On December 31, 1967, Americans weren't sure Democracy - or anyone - would survive another year. (Spoiler: We're still here.)
Let’s imagine for a moment that we are from the future, visiting in a time machine. We arrive in these United States to find a nation infested by dissension, danger, and distrust.
The country feels like it’s vibrating with tension. America is facing war — wars, actually, while televisions flicker with staggering body counts, burning cities, and terrified refugees.
Thanks to soviet aggression, the specter of Cold War hangs over everything like a loaded gun. Global annihilation isn’t a metaphor; it’s a possibility. One wrong move, one miscalculation, and the world could end before tomorrow morning.
The streets are restless. Protests erupt on college campuses and in city centers. Police clash violently with demonstrators. Tear gas drifts through neighborhoods. Buildings burn. National Guard troops stand watch over American cities as if they were occupied territory. Political violence feels close — inevitable. Everyone is bracing for the next assassination, the next explosion, the next rupture.
Families are split down the middle. Parents and children speak different moral languages. Flags are burned. Authority is mocked. Institutions are distrusted. The presidency itself feels shaky, suspect, fragile. Many believe democracy itself is buckling under the strain — that the system can’t possibly absorb this much anger, this much division, this much fear.
We buy a newspaper on the closest street corner.
“What is today?” We shout. The headline blares from every edition: “This can’t last. The country is coming apart. America won’t survive this.”

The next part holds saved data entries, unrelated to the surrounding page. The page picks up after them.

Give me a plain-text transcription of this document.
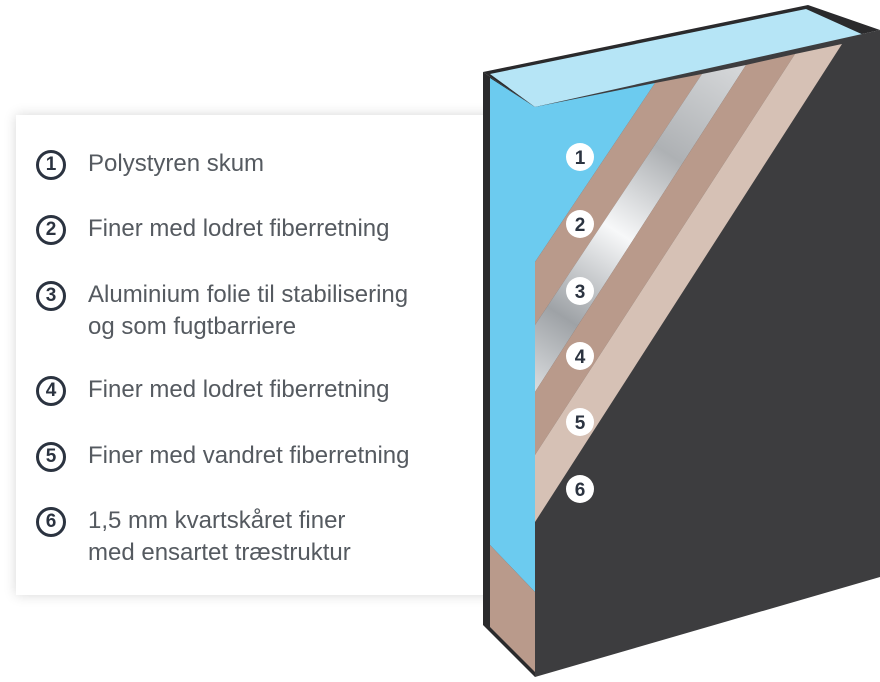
1	Polystyren skum
2	Finer med lodret fiberretning
3	Aluminium folie til stabilisering
og som fugtbarriere
4	Finer med lodret fiberretning
5	Finer med vandret fiberretning
6	1,5 mm kvartskåret finer
med ensartet træstruktur
1
2
3
4
5
6
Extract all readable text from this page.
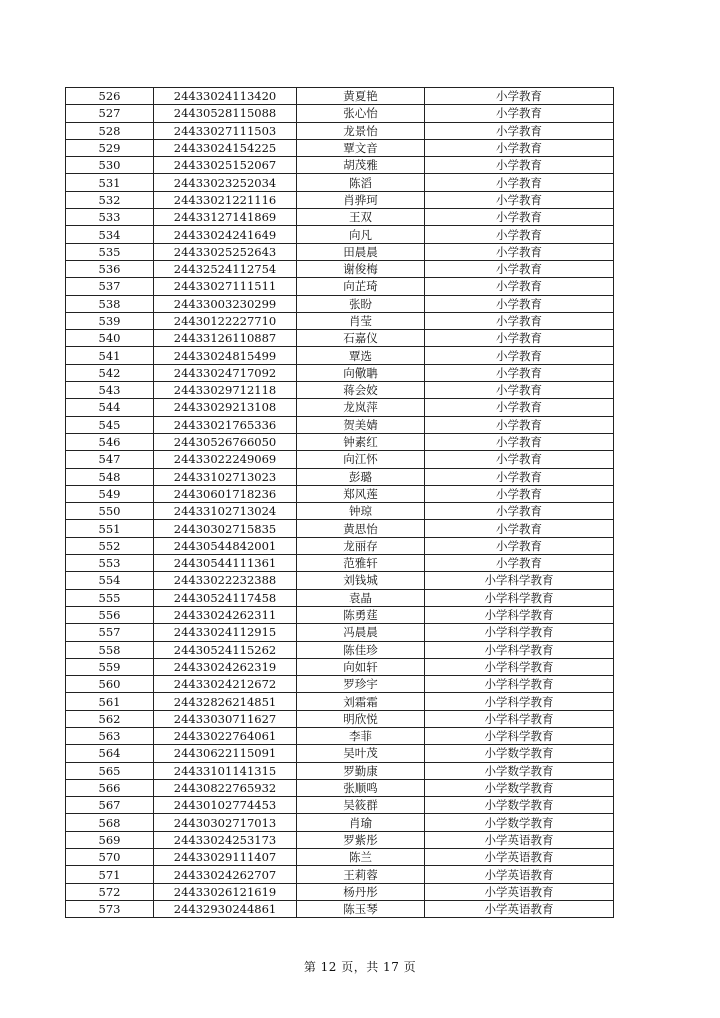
526	24433024113420	黄夏艳	小学教育
527	24430528115088	张心怡	小学教育
528	24433027111503	龙景怡	小学教育
529	24433024154225	覃文音	小学教育
530	24433025152067	胡茂雅	小学教育
531	24433023252034	陈滔	小学教育
532	24433021221116	肖骅珂	小学教育
533	24433127141869	王双	小学教育
534	24433024241649	向凡	小学教育
535	24433025252643	田晨晨	小学教育
536	24432524112754	谢俊梅	小学教育
537	24433027111511	向芷琦	小学教育
538	24433003230299	张盼	小学教育
539	24430122227710	肖莹	小学教育
540	24433126110887	石嘉仪	小学教育
541	24433024815499	覃选	小学教育
542	24433024717092	向儆聃	小学教育
543	24433029712118	蒋会姣	小学教育
544	24433029213108	龙岚萍	小学教育
545	24433021765336	贺美婧	小学教育
546	24430526766050	钟素红	小学教育
547	24433022249069	向江怀	小学教育
548	24433102713023	彭璐	小学教育
549	24430601718236	郑风莲	小学教育
550	24433102713024	钟琼	小学教育
551	24430302715835	黄思怡	小学教育
552	24430544842001	龙丽存	小学教育
553	24430544111361	范雅轩	小学教育
554	24433022232388	刘钱城	小学科学教育
555	24430524117458	袁晶	小学科学教育
556	24433024262311	陈勇莛	小学科学教育
557	24433024112915	冯晨晨	小学科学教育
558	24430524115262	陈佳珍	小学科学教育
559	24433024262319	向如轩	小学科学教育
560	24433024212672	罗珍宇	小学科学教育
561	24432826214851	刘霜霜	小学科学教育
562	24433030711627	明欣悦	小学科学教育
563	24433022764061	李菲	小学科学教育
564	24430622115091	吴叶茂	小学数学教育
565	24433101141315	罗勤康	小学数学教育
566	24430822765932	张顺鸣	小学数学教育
567	24430102774453	吴筱群	小学数学教育
568	24430302717013	肖瑜	小学数学教育
569	24433024253173	罗紫彤	小学英语教育
570	24433029111407	陈兰	小学英语教育
571	24433024262707	王莉蓉	小学英语教育
572	24433026121619	杨丹彤	小学英语教育
573	24432930244861	陈玉琴	小学英语教育
第 12 页，共 17 页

It feels permanent. It feels unprecedented.
It feels like the end.
It’s New Year’s Eve. December 31, 1967.
Though separated by decades, 2025 and 1967 have a few unmistakable parallels.
In 1967, as in 2025, America was exhausted by the last war and anxious about the next one.

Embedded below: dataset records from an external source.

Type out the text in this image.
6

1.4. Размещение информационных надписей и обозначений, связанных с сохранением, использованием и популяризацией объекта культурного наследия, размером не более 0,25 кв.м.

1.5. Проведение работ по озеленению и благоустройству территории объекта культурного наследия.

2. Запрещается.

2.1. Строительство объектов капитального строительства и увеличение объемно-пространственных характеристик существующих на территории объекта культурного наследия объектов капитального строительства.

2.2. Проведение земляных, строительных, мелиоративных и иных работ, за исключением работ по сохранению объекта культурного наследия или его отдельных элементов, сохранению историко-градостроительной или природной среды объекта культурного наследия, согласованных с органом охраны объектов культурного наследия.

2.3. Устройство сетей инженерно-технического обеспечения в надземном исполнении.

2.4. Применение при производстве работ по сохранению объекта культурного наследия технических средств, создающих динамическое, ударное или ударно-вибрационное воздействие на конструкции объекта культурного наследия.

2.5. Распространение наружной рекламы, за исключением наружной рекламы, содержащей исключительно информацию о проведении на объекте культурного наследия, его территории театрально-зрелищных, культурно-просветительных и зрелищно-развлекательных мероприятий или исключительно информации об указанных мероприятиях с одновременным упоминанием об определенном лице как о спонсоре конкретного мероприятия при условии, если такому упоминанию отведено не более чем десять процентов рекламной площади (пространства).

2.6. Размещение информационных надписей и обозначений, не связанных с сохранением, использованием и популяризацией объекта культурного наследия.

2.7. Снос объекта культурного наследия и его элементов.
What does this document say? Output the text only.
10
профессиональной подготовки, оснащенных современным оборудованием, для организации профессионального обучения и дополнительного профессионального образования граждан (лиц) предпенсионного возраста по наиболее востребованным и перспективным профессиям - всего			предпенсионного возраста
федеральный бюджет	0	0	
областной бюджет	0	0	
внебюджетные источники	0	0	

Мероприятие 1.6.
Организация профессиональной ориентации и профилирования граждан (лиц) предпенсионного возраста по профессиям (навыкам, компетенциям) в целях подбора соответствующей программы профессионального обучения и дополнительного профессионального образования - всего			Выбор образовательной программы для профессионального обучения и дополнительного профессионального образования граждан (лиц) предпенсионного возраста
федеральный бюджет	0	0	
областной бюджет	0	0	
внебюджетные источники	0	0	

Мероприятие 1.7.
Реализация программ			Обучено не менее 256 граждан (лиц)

During those days, Vietnam was dominating the national psyche while nuclear annihilation loomed in the background, an ever-present threat. Protesters filled the streets. Cities burned. Political violence was suddenly part of the social fabric. Families were fractured over politics, patriotism, and morality.
Plenty of Americans were convinced the democratic experiment was over.
Now fast-forward to December 31, 2025. The wars are different, but the anxiety feels familiar. Conflict abroad threatens to spiral out-of-control. Protests have returned. Over war, but also over injustices at home. Global catastrophe feels like a real possibility. As in 1967, political tribes have hardened to the point of breaking. Talk of political violence is no longer confined to the lunatic fringe.
There was a major assassination in 2025 — and two attempts in 2024.
It’s jarring.
Unlike in 1967, today, technology compresses fear into real time, delivering outrage and catastrophe straight into our pockets 24/7. And once again, Americans whisper — sometimes shout — that democracy can’t survive this level of division.
The details change. Leaders change. The weapons change. The language changes. But the emotional weather is eerily similar: uncertainty, anger, fear, and the conviction that this time is worse than all the other divisive times that came before.
And yet, we often forget: In 1967, Americans were wrong about the ending. Just as everyone has always been wrong in predicting the end of the world or the End of American Democracy As We Know It.
After all, even some of the founding fathers didn’t believe the great U.S. experiment in liberty would survive their lifetime.
But the country did not collapse — not after its founding, not after the Civil War, not after the Civil Rights era, not after two world wars, Vietnam, the Bay of Pigs, 9/11 or a hundred other major catastrophes it has faced.
The republic bent, absorbed the shock, and moved forward — scarred but still standing.
History doesn’t promise comfort. But it does offer perspective. And perspective suggests that 2025 is not an exception — it’s another test we’ve faced before.
So, as a new year dawns, perhaps some optimism wouldn’t be misplaced.